While the absolute majority of respondents expressed satisfaction with
the raising of the threshold for monthly personal income tax from 800
yuan (US$99) to 1,600 yuan (US$198), 46 per cent thought the adjustment
alone was not enough to narrow the gap between the rich and the poor,
though 42 per cent said it did play such a role.
Certainly it is an improvement of the situation, for a large number of
low-income earners are again exempt from that tax, as they were 21 years
ago, when the personal income tax was initiated. The tax threshold set in
1994 left 99 per cent of people out of the duty. But 800 yuan is no
longer a mark of being rich as 60 per cent of people earn more than that
now, while living costs rise.
In recent years, low- and middle-income earners have complained about
becoming the bulk contributors to personal income tax, which they alleged
"had become a means to rob the poor to aid the rich." While the old
criterion involved more and more low- and middle-income earners in the
army of taxpayers, many high-income citizens tried every means to evade
the tax.
According to statistics from the State Administration of Taxation, 65 per
cent of personal income tax was paid by wage earners last year.

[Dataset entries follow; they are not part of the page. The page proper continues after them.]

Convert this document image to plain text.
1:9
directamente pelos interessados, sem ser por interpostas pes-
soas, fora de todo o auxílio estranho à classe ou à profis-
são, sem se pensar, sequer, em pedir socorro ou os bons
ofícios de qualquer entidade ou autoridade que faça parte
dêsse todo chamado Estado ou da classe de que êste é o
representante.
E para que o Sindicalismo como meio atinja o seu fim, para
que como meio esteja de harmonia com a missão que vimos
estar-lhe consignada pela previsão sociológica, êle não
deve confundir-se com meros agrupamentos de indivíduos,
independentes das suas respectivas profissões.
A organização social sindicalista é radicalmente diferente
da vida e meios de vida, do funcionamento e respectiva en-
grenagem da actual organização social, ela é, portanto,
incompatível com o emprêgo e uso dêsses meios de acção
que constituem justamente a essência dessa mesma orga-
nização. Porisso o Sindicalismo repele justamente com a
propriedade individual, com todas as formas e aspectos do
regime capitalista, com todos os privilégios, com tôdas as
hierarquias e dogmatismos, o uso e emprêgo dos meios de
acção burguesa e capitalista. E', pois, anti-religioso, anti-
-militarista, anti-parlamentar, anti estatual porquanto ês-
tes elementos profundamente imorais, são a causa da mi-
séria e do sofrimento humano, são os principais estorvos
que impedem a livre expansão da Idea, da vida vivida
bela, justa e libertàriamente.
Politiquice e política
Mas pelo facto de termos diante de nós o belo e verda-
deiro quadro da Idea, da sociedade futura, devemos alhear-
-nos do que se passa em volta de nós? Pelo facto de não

According to statistics in 1999, in the United States, people with an
annual income of more than US$120,000, which accounted for 5 per cent of
the population, contributed 55 per cent of the country's total personal
income tax, while 55 per cent of the population, which earned less than
US$26,500 a year, accounted for only 4 per cent of the country's total
personal income tax.
It is easy to see why China's low and middle-income earners shoulder the
majority of personal income tax. The tax authorities mainly depend on
monitoring the payrolls of employers who deduct tax from the wages they
pay to employees. High-income earners, mostly private entrepreneurs and
people who have income from sources beside their regular occupations, can
easily dodge the eyes of tax collectors.
When questioned about the loopholes, tax officials all say it is "very
difficult" to find out how much rich people earn. It is almost impossible
to trace where the rich people hide their money, they say. To do so, they
say, complicated, advanced technologies and equipment as are used in the
United States have to be adopted, which will "dramatically increase the
management cost."
In the past, all enterprises were owned by the State. But the planned
economy is low in production efficiency, we later realized.
We reformed our economic system and adopted the mechanism of market
economy. Since that is the way we manage our economy, we should be ready
to pay the cost of management.
In the era of planned economy, the State did not levy personal income
tax. The tax was actually charged in the form of low pay to wage earners.
Now that we have changed our way of managing the economy, but the cost of
installing advanced equipment for monitoring business activities should
not be viewed as an extra burden.
Some people have argued that the tax recovered by the new equipment may
not offset the cost of the new complicated method. At the beginning, it
may be so. But once the new system is established and taxation is
conducted in a normal way, revenue from all personal income tax,
especially plus that previously dodged by rich people, will far exceed
the cost.
In a Western country, the personal income tax accounts for about an
average 51 per cent of the total state revenue, according to data
provided by the Organization for Economic Co-operation and Development in
2000. In China, it was about 7 per cent last year.
The cost of a system for income monitoring and management is not an
excuse for weak taxation. In fact, there are many things tax officials
have failed to do well which are not related to advanced technologies.
The income of restaurants, for instance, is not difficult to monitor.
Everybody can see that the income generated by the eating industry is
mammoth. The authorities depend on receipts to monitor the business of
restaurants. But few customers, except those who eat on public money, ask
for receipts after their meal. The authorities try to encourage customers
to request a receipt by attaching a bonus to it using a secret code.
Ninety per cent of the time, however, one reads "Thank you" instead of a
bonus after scratching off the cover of the code.
If half, or even a quarter, of the receipts bore a small-sum bonus, the
rate of requesting receipts would soar dramatically. It should not be
difficult to calculate which is larger, the cost of the increased bonus
or the revenue from retrieving the dodged tax.